When I look for a girl, I do not look for looks, I look for a personality that shines above the rest. Don't get me wrong I can't be waking up to sasquatch, my girl needs to be at least decent. I love my girls to be bad ass, yet know when to be a sweetheart. I want my girl to show she loves me and show me off to all her friends. I want to be the one she gives her hoodie too when she knows I won't be with her for the night. I want to be the one she needs to talk to before bed so she can sleep, and I want to be the reason she gets up in the morning.

I treat my girl like she is a princess, gifts left and right because I want too. Don't start thinking I buy my girls, a lot of the gifts I give are something of mine because it's from the heart. I make my girl my world and I text her first thing when I get up, and last thing before I fall asleep.

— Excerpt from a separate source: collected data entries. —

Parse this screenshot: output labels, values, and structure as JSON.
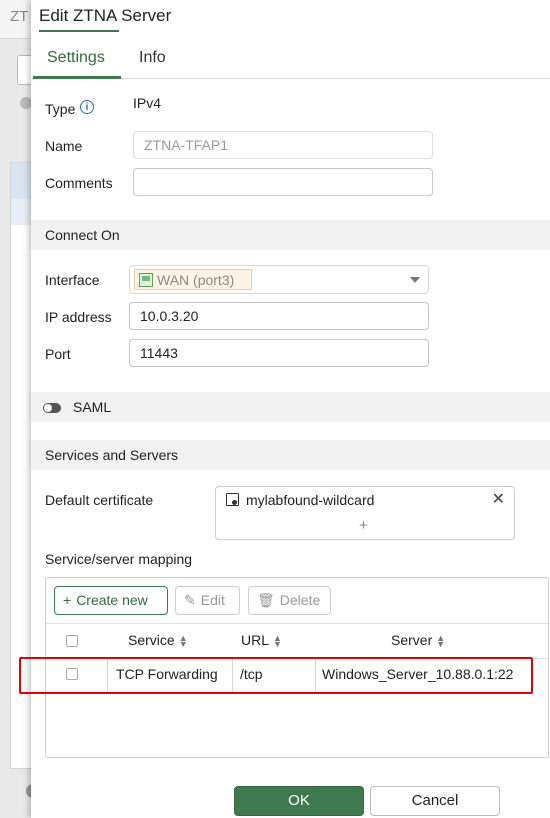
{
  "background": {
    "list_title": "ZT"
  },
  "dialog": {
    "title": "Edit ZTNA Server",
    "tabs": [
      {
        "label": "Settings",
        "active": true
      },
      {
        "label": "Info",
        "active": false
      }
    ]
  },
  "general": {
    "type_label": "Type",
    "type_value": "IPv4",
    "name_label": "Name",
    "name_value": "ZTNA-TFAP1",
    "comments_label": "Comments",
    "comments_value": ""
  },
  "connect_on": {
    "heading": "Connect On",
    "interface_label": "Interface",
    "interface_value": "WAN (port3)",
    "ip_label": "IP address",
    "ip_value": "10.0.3.20",
    "port_label": "Port",
    "port_value": "11443"
  },
  "saml": {
    "label": "SAML",
    "enabled": false
  },
  "services": {
    "heading": "Services and Servers",
    "default_cert_label": "Default certificate",
    "default_cert_value": "mylabfound-wildcard",
    "add_symbol": "+",
    "remove_symbol": "✕",
    "mapping_label": "Service/server mapping",
    "toolbar": {
      "create": "Create new",
      "edit": "Edit",
      "delete": "Delete"
    },
    "columns": [
      "Service",
      "URL",
      "Server"
    ],
    "rows": [
      {
        "service": "TCP Forwarding",
        "url": "/tcp",
        "server": "Windows_Server_10.88.0.1:22"
      }
    ]
  },
  "footer": {
    "ok": "OK",
    "cancel": "Cancel"
  },
  "colors": {
    "accent": "#3c7a4c",
    "highlight": "#e00000",
    "info": "#2a6fc9"
  }
}
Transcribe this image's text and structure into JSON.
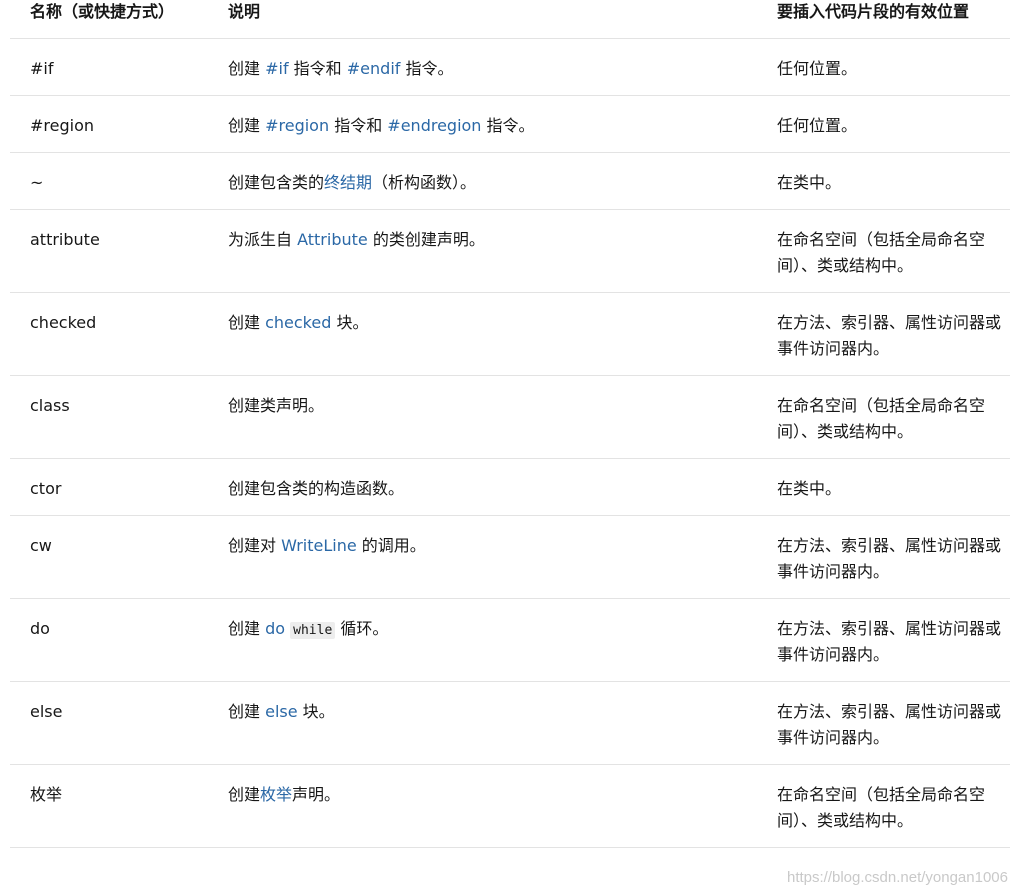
{
  "header": {
    "name": "名称（或快捷方式）",
    "desc": "说明",
    "location": "要插入代码片段的有效位置"
  },
  "rows": [
    {
      "name": "#if",
      "desc": [
        {
          "t": "创建 "
        },
        {
          "t": "#if",
          "link": true
        },
        {
          "t": " 指令和 "
        },
        {
          "t": "#endif",
          "link": true
        },
        {
          "t": " 指令。"
        }
      ],
      "location": "任何位置。"
    },
    {
      "name": "#region",
      "desc": [
        {
          "t": "创建 "
        },
        {
          "t": "#region",
          "link": true
        },
        {
          "t": " 指令和 "
        },
        {
          "t": "#endregion",
          "link": true
        },
        {
          "t": " 指令。"
        }
      ],
      "location": "任何位置。"
    },
    {
      "name": "~",
      "desc": [
        {
          "t": "创建包含类的"
        },
        {
          "t": "终结期",
          "link": true
        },
        {
          "t": "（析构函数）。"
        }
      ],
      "location": "在类中。"
    },
    {
      "name": "attribute",
      "desc": [
        {
          "t": "为派生自 "
        },
        {
          "t": "Attribute",
          "link": true
        },
        {
          "t": " 的类创建声明。"
        }
      ],
      "location": "在命名空间（包括全局命名空间）、类或结构中。"
    },
    {
      "name": "checked",
      "desc": [
        {
          "t": "创建 "
        },
        {
          "t": "checked",
          "link": true
        },
        {
          "t": " 块。"
        }
      ],
      "location": "在方法、索引器、属性访问器或事件访问器内。"
    },
    {
      "name": "class",
      "desc": [
        {
          "t": "创建类声明。"
        }
      ],
      "location": "在命名空间（包括全局命名空间）、类或结构中。"
    },
    {
      "name": "ctor",
      "desc": [
        {
          "t": "创建包含类的构造函数。"
        }
      ],
      "location": "在类中。"
    },
    {
      "name": "cw",
      "desc": [
        {
          "t": "创建对 "
        },
        {
          "t": "WriteLine",
          "link": true
        },
        {
          "t": " 的调用。"
        }
      ],
      "location": "在方法、索引器、属性访问器或事件访问器内。"
    },
    {
      "name": "do",
      "desc": [
        {
          "t": "创建 "
        },
        {
          "t": "do",
          "link": true
        },
        {
          "t": " "
        },
        {
          "t": "while",
          "code": true
        },
        {
          "t": " 循环。"
        }
      ],
      "location": "在方法、索引器、属性访问器或事件访问器内。"
    },
    {
      "name": "else",
      "desc": [
        {
          "t": "创建 "
        },
        {
          "t": "else",
          "link": true
        },
        {
          "t": " 块。"
        }
      ],
      "location": "在方法、索引器、属性访问器或事件访问器内。"
    },
    {
      "name": "枚举",
      "desc": [
        {
          "t": "创建"
        },
        {
          "t": "枚举",
          "link": true
        },
        {
          "t": "声明。"
        }
      ],
      "location": "在命名空间（包括全局命名空间）、类或结构中。"
    }
  ],
  "watermark": "https://blog.csdn.net/yongan1006",
  "colors": {
    "link": "#2b68a6",
    "border": "#e3e3e3",
    "text": "#171717"
  }
}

I need my girl to be able to put up with the fact I never get enough sleep unless they are by my side. I need my girl to deal with maybe a tear here and there at night when they are with me to hold me as I sleep. I want a girl who doesn't mind giving me a back rub after a long day. My girl needs to get along with my family not fight a bitch with them.

I need a girl who I can respect and be proud to show to my family and friends. I need a girl who I can trust and not worry about her sneaking around behind my back. I need a girl who can deal when I ask who someone is and not jump to conclusions that I think they are cheating.

I want a girl who would love to cuddle up to me in the moonlight on a warm summer night and just lay there with me happy as can be. I want a girl who will hold me all night and take care of me. I want a girl who always thinks I'm beautiful not just when I dress up to go out. I need a girl who I can talk to for hours and not get bored. I want a girl who knows how to laugh and has a good taste in music.

I want a girl with an open mind to try new things. I need a girl who isn't scared of distance. I don't mind spending everyday with my girl, but sometimes I need a few days to myself. It'll let her know what it feels like to not have me there, it'll give her a chance to miss me, even if I won't like being away.

Distance I've learned is not a problem, but it only works if both people are fully committed. All distance does it show how far love can travel. I don't feel in limiting myself to someone around my town, whats so bad about looking around? Love is something that needs to be found, so look every now and again and see what you stumble upon.